Starting with today. I wanted to mention something we were discussing in my lab class this quarter dealing with publishing scientific data and papers. One of the most important parts of writing a paper to be published in a peer-reviewed journal is properly performing the data analysis. To be even more specific, it’s properly performing error analysis on your data.
Nearly all scientific data will have possible sources for error of two kinds. First, there is statistical error, which is inaccuracy or indeterminacy due to the nature of the data itself or the system being studied. An example of this would be the limited accuracy of measuring equipment, which is always a concern when taking measurements of quantum systems.
Second is systematic error, which reflects flaws in the experimental procedure or improperly controlled conditions. Basically, systematic error is something which can be controlled by the experimenter and should be minimized as much as possible.
I wanted to talk about this because a lot of people seem to have the impression that the credibility or reputation of a scientist is based on the scope of his/her work (i.e. good scientists ask tough questions and do ground-breaking experiements while poor scientists are lazy or falsify their data). While this is true to some extent, a very large part of a scientist’s credibility can be attributed to how effectively they analyze their data!

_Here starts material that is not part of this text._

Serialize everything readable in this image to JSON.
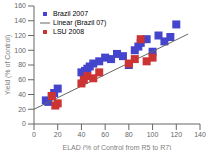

For example, a scientist publishes a study which, while not paradigm-changing, deals with some pretty important topics. In the analysis, this scientist makes an arithmetical error in reporting the error in the data and reports an order of magnitude better accuracy than the experiment actually provided. When the error is discovered, the scientist’s reputation in the scientisfic community will suffer a blow that they will likely spend most of their career trying to recover from. Not because they are seen as unethical or lazy, but because they weren’t rigorous enough to ensure that the published data was accurate.
Just wanted to share this little insight with people. Getting and maintaining a positive reputation amongst scientists is no easy task, and losing that reputation is far, far easier than building it. There are many reasons to be impressed by someone who is legitimately described as ‘highly regarded in their field’ and this is part of the reason why so many bullshit-peddlers try to claim that title for themselves.